For each solution \((i_{1},i_{2},j_{1},j_{2})\) to system that satisfies above, the corresponding integer vector \((v_{3},v_{4})\) must satisfy just above, Conversely, for each (integer) solution \((v_{3},v_{4})\) to (5.1), we get from (5.3) and (integer) solution \((i_{1},i_{2},j_{1},j_{2})\) to (5.1) satisfying the constraints (5.5). If a solution to (5.6) exists, then that would indicate the existence of two iterations \((i_{1},i_{2})\) and \((j_{1},j_{2})\) of the loop nest, such that the instance \(S1(i_{1},i_{2})\) of S1 and the instance \(S2(j_{1},j_{2})\) of S2 reference the same memory location.

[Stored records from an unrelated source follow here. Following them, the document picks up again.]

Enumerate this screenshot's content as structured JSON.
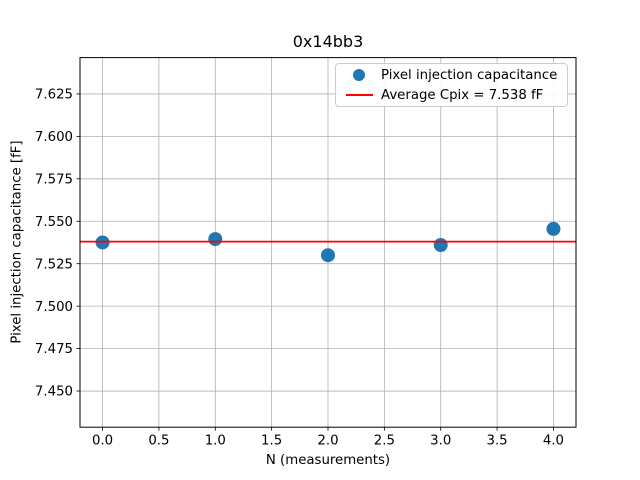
{
  "chart_data": {
    "type": "scatter",
    "title": "0x14bb3",
    "xlabel": "N (measurements)",
    "ylabel": "Pixel injection capacitance [fF]",
    "x": [
      0,
      1,
      2,
      3,
      4
    ],
    "y": [
      7.5375,
      7.5395,
      7.53,
      7.536,
      7.5455
    ],
    "average_line": {
      "value": 7.538,
      "label_value": "7.538 fF",
      "color": "#ff0000"
    },
    "xlim": [
      -0.2,
      4.2
    ],
    "ylim": [
      7.4287,
      7.6464
    ],
    "xticks": {
      "values": [
        0.0,
        0.5,
        1.0,
        1.5,
        2.0,
        2.5,
        3.0,
        3.5,
        4.0
      ],
      "labels": [
        "0.0",
        "0.5",
        "1.0",
        "1.5",
        "2.0",
        "2.5",
        "3.0",
        "3.5",
        "4.0"
      ]
    },
    "yticks": {
      "values": [
        7.45,
        7.475,
        7.5,
        7.525,
        7.55,
        7.575,
        7.6,
        7.625
      ],
      "labels": [
        "7.450",
        "7.475",
        "7.500",
        "7.525",
        "7.550",
        "7.575",
        "7.600",
        "7.625"
      ]
    },
    "legend": [
      {
        "label": "Pixel injection capacitance",
        "marker": "circle",
        "color": "#1f77b4"
      },
      {
        "label": "Average Cpix = 7.538 fF",
        "marker": "line",
        "color": "#ff0000"
      }
    ],
    "grid": true,
    "legend_position": "upper right",
    "marker_size_px": 14,
    "colors": {
      "marker": "#1f77b4",
      "average_line": "#ff0000",
      "grid": "#b0b0b0",
      "spine": "#000000",
      "background": "#ffffff",
      "legend_border": "#cccccc"
    }
  }
}
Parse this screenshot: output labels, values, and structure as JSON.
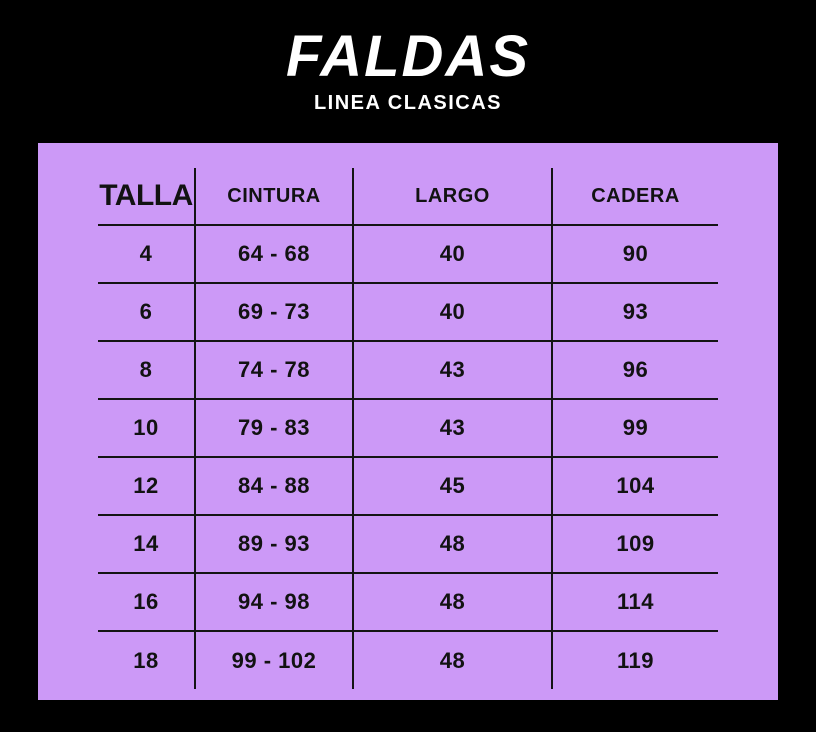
{
  "page": {
    "background_color": "#000000",
    "panel_color": "#cc99f7",
    "line_color": "#141414",
    "text_color": "#ffffff",
    "table_text_color": "#121212"
  },
  "header": {
    "title": "FALDAS",
    "subtitle": "LINEA CLASICAS"
  },
  "table": {
    "columns": [
      "TALLA",
      "CINTURA",
      "LARGO",
      "CADERA"
    ],
    "rows": [
      [
        "4",
        "64 - 68",
        "40",
        "90"
      ],
      [
        "6",
        "69 - 73",
        "40",
        "93"
      ],
      [
        "8",
        "74 - 78",
        "43",
        "96"
      ],
      [
        "10",
        "79 - 83",
        "43",
        "99"
      ],
      [
        "12",
        "84 - 88",
        "45",
        "104"
      ],
      [
        "14",
        "89 - 93",
        "48",
        "109"
      ],
      [
        "16",
        "94 - 98",
        "48",
        "114"
      ],
      [
        "18",
        "99 - 102",
        "48",
        "119"
      ]
    ]
  }
}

5 Conclusion and Future Work

This work is to achieve automatic parallelization, maximum utilization of resource, time saving from running program in sequential mode. In this we use OpenMP API for C language to achieve automatic parallelization. In our work, we generate a output file that consist of sequential code and OpenMP Statement that add threads in a program. In this our main aim to relive the programmer to overhead of parallelization because we are generating automatic compiler that convert automatically sequential program to parallelize one. Using OpenMP api we get maximum utilization of multi-core architecture systems, because sequential code never get proper utilization of multi-core process. We convert sequential C program to parallelize one which containing input C program with OpenMP directive to add parallelism. To achieve the parallelization we first find out where we apply parallelization or achieve maximum utilization of resource using lex and yacc tool to parse the input program. Then we apply OpenMP directive before for loop starting after check the dependency between loop statements. Our future work is to exceed the parallelization by adding advanced form of OpenMP to reduce the running time. In this we can increase the level of parallelization by applying it to on functions, pointer etc.